Kamu masih kukuh bahwa dirimu sehat-sehat saja. Lalu cari tabib lain. Tabib lain bilang hal yang sama–kamu masih ogah untuk percaya.
Kemudian kamu lari ke dukun. Kepada Mbah Dukun kamu ceritakan semua, mengenai ketidakpercayaanmu pada vonis dokter, tabib, dan menyampaikan bahwa kamu baik-baik saja.
Si dukun paham kamu ini datang padanya bukan untuk cari informasi apakah kamu betulan sakit atau tidak, tapi cuma mau mendengar kabar yang bagus. Karena dari ceritamu ke dukun, si dukun akhirnya kasih kabar yang ingin kamu dengar bahwa, “Iya, sampeyan nggak sakit.”
Si dukun tahu, percuma juga kalau kamu dikasih tahu yang sebenarnya. Lha wong kamu lebih percaya sama keyakinanmu sendiri ketimbang orang lain. Bakal seperti memahat air saja nanti jadinya kalau sampai terjadi perdebatan denganmu.
Pertanyaannya, kalau kamu lebih percaya sama keyakinanmu sendiri ketimbang dokter, kenapa kamu masih perlu datang ke tabib atau ke dukun?
Jawabnya: kamu bukan cari informasi yang benar, kamu cuma butuh legitimasi bahwa kamu yang benar.
Lalu kamu koar-koar ke semua orang, bahwa setelah sekian lama akhirnya kamu lebih benar ketimbang dokter. Tetanggamu kamu kasih tahu, mereka tidak percaya. Lalu kamu memaksa mereka untuk percaya.
Agar kamu tak merasa sendirian, akhirnya kamu pakai beberapa nalar-nalar yang aneh dan umum. Masih sedikit orang yang percaya. Lalu kamu keluarkan dalil-dalil logikamu, sampai kemudian kamu pakai dalil-dalil agamamu.
Bahwa sakit dan kesembuhan itu bukan di tangan dokter atau tabib, melainkan dari Tuhan.
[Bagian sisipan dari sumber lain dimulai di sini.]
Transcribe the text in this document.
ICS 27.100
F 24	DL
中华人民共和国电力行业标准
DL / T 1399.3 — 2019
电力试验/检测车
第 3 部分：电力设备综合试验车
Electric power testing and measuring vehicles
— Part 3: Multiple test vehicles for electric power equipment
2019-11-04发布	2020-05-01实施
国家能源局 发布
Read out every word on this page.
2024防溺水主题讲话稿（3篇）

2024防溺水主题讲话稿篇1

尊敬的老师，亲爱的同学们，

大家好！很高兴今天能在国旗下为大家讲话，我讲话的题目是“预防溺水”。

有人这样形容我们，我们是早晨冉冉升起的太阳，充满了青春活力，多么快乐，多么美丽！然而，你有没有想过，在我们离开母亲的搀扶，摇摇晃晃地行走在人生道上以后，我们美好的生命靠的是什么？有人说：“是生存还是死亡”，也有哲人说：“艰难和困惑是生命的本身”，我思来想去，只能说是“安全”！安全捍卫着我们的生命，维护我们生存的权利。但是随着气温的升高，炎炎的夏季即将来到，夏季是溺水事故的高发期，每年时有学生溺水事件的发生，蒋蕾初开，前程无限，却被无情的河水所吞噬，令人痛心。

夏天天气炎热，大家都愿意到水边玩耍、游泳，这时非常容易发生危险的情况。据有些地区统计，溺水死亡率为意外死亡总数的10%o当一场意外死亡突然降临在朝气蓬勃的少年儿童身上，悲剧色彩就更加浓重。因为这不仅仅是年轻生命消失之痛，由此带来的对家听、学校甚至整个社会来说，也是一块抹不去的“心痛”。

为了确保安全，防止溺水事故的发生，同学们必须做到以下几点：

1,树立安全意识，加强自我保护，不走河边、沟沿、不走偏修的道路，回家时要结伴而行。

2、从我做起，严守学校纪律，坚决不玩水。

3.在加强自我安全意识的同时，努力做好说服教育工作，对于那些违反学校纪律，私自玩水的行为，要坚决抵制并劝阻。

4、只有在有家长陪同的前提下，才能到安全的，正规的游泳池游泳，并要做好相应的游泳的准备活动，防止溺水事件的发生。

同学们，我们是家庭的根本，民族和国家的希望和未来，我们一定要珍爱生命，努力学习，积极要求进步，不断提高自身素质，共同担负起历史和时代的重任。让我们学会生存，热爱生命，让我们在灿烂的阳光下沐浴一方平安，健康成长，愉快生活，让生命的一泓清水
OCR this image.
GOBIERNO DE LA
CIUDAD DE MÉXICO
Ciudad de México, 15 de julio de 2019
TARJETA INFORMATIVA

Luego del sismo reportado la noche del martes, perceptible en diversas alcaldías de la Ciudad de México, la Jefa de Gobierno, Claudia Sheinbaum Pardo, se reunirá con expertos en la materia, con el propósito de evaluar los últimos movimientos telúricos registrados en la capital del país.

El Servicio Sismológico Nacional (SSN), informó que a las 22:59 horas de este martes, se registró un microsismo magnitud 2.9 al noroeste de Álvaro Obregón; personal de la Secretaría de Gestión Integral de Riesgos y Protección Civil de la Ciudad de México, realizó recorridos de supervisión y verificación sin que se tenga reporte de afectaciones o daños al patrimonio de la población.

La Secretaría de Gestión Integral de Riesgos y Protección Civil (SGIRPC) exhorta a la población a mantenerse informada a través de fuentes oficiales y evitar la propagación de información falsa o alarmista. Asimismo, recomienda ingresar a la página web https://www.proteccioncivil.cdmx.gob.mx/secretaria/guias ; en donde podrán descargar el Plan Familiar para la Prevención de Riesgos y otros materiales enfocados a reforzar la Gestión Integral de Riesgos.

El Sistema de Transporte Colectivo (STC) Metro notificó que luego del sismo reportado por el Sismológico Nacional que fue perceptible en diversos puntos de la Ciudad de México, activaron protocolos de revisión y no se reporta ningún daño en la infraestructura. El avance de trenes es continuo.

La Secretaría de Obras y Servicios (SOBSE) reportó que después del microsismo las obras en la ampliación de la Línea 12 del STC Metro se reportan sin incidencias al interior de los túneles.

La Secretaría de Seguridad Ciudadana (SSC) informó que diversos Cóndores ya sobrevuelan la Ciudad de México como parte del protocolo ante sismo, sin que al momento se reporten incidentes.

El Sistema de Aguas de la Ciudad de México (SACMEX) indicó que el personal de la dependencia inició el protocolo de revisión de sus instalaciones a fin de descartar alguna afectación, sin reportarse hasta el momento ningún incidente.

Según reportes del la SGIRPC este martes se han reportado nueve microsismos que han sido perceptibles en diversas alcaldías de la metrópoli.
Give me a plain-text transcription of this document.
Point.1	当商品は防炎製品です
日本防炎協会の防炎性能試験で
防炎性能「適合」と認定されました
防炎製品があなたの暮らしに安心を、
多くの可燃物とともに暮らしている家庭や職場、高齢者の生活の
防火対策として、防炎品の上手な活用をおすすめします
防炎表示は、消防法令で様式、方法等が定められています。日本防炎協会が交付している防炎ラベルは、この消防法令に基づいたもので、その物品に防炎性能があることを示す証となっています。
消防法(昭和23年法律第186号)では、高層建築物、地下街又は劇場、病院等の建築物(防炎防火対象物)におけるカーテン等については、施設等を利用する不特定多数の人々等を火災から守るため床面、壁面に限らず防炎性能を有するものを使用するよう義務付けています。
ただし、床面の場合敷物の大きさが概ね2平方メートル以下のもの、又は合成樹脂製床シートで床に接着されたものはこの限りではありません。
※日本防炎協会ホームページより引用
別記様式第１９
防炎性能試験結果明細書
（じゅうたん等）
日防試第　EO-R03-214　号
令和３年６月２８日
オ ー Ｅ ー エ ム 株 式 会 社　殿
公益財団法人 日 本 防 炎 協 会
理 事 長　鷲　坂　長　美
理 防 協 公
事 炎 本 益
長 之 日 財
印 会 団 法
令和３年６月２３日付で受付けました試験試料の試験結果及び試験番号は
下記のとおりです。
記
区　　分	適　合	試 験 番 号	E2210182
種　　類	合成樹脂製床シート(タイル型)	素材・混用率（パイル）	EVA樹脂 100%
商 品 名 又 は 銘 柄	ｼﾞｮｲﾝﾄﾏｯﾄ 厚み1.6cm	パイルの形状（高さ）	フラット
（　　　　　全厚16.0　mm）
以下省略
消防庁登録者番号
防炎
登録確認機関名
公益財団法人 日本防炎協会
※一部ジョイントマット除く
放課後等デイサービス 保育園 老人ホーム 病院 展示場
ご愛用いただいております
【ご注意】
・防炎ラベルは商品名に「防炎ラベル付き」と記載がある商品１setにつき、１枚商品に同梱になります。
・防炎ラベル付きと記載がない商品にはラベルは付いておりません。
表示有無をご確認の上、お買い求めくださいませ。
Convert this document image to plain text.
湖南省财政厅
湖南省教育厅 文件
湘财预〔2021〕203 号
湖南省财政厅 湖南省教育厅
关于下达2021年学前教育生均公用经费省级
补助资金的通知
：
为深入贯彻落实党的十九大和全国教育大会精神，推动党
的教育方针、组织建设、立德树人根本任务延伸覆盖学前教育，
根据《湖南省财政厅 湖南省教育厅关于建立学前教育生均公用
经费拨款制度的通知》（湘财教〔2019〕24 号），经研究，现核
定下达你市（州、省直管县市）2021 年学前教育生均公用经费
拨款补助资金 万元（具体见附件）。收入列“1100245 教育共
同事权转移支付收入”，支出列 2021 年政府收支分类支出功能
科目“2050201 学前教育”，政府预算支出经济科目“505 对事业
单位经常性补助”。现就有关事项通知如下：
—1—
Cara pandang itu memang benar tapi tidak selalu tepat, karena dengan begitu kamu mengabaikan ikhtiar. Menafikan bahwa Tuhan pun punya cara-cara rasional untuk mewujudkan keinginan hamba-Nya.
Lalu ketika kamu merasa sudah mulai ada segelintir orang yang sepakat dengan idemu, penyakit jantung itu akhirnya membunuhmu.